Over the past three weeks, tribal fighting has killed dozens of people in three separate areas of Sudan's West Darfur region, and thousands of people have fled the violence, local medics said.
The West Darfur Doctors Committee said on Wednesday and Thursday that attacks in the Kreinik area killed 88 and wounded 84, while renewed violence in the Jebel Moon area killed 25 and wounded four. At least eight people were killed and six wounded in the Sarba locality.
The committee said late on Wednesday that they had created a wave of displacement from the outskirts into the town, with a humanitarian situation that can be described as catastrophic.
One resident said a camp of displaced people had been flattened and thousands of people had sought refuge in government buildings.
The area is completely destroyed, the resident said.
Violence first broke out between armed Arab camel herders on 17 November in the rugged Jebel Moon Mountains of West Darfur.
Separate clashes between rival groups using automatic weapons erupted on Saturday in the Krink region of West Darfur.
Many of the wounded died because they were unable to reach medical facilities, and community clinics in rural areas are not equipped with medical facilities, according to the doctors union in West Darfur on Thursday.
It said 106 people had been wounded.
Analysts say a peace deal signed by some rebel groups in October 2020 was one of the causes of unrest as local groups jostled for power.

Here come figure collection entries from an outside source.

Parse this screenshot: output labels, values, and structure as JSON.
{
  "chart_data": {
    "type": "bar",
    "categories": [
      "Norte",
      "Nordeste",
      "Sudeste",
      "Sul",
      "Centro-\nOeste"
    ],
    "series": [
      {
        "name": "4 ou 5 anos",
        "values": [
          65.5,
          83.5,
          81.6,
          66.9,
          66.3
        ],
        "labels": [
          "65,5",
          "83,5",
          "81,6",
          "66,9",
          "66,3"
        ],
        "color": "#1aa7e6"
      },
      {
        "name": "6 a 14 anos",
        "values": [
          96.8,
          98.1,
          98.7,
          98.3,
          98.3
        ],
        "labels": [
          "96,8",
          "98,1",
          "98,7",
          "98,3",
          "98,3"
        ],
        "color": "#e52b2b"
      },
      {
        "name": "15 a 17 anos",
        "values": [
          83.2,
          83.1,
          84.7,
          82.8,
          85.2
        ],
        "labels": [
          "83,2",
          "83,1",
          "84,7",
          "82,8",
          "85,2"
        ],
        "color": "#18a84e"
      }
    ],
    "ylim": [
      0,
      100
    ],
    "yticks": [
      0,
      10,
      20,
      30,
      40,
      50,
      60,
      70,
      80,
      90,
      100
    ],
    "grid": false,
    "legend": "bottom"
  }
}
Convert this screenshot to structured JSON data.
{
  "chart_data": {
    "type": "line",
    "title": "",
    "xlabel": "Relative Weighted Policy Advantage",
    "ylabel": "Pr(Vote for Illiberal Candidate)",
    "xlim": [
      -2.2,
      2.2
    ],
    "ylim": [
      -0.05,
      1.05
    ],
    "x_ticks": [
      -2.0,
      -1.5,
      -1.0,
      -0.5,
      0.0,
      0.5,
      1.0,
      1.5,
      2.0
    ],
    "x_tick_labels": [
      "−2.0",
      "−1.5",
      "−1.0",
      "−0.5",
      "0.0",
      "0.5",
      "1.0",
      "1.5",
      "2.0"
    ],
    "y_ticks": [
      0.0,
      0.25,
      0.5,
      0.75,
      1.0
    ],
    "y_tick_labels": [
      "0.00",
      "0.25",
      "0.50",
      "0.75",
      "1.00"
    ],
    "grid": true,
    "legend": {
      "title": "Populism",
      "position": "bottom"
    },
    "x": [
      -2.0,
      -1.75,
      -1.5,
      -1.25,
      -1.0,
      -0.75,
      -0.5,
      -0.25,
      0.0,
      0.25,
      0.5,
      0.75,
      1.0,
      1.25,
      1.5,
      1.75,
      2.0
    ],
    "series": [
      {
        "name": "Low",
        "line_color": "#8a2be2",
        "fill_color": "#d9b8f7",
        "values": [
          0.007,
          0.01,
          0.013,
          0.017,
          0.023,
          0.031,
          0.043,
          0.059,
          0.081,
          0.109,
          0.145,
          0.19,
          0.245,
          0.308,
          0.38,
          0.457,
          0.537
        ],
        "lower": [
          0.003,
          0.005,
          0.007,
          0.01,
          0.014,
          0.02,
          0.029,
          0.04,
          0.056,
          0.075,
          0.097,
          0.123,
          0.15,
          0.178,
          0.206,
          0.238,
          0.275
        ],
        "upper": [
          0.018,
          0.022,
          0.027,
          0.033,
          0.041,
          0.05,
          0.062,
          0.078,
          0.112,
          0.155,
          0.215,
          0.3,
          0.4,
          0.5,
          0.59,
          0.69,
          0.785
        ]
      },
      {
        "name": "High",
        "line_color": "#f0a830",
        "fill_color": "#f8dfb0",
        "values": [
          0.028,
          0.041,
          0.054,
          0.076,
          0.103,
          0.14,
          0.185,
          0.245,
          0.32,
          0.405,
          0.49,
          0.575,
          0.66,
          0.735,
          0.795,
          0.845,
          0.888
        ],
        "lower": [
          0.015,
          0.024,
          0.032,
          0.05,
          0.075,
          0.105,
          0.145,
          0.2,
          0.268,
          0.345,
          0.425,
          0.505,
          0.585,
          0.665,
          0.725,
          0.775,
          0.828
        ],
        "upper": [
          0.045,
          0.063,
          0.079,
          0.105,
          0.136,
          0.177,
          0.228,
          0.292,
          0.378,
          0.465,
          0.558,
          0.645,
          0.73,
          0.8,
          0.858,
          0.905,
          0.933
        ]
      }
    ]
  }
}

Humanitarian groups said there had been a rise in conflict in the Darfur region recently.
The Coordinating Committee for Refugee and Displacement Camps, a local NGO, said on Wednesday there was renewed violence in the Jebel Moon area, where aid workers reported 43 killed and 10,000 displaced in November.
The Zamzam refugee camp was encircled by militias on Wednesday and the Donki Shata area of North Darfur was attacked, the committee said on Wednesday.
More than 22,000 people have been displaced by the fighting, with 2,000 refugees fleeing the border into Chad, according to the United Nations.
Since 2003, Darfur has been ruled by emergency orders from Khartoum when it was ravaged by civil war between ethnic minority rebels who complained of discrimination and the Arab-dominated government of then President Omar al-Bashir.
Khartoum unleashed the Janjaweed militias and blamed them for mass killings, rape, and looting and burning villages.
One of the world's worst humanitarian catastrophes was caused by the violence. More than 350,000 people have been killed and at least 2 million people have been displaced by conflict in the region, according to the UN.
Aid groups and Darfur residents complain that the militias continue to attack villages and camps. Aid groups say that 430,000 people have been displaced over the past year, a four-fold increase over 2020.
Will Carter, of the Norwegian Refugee Council, said in a statement on Wednesday that national authorities and the international community must deal with the bloody reality of this spiralling violence.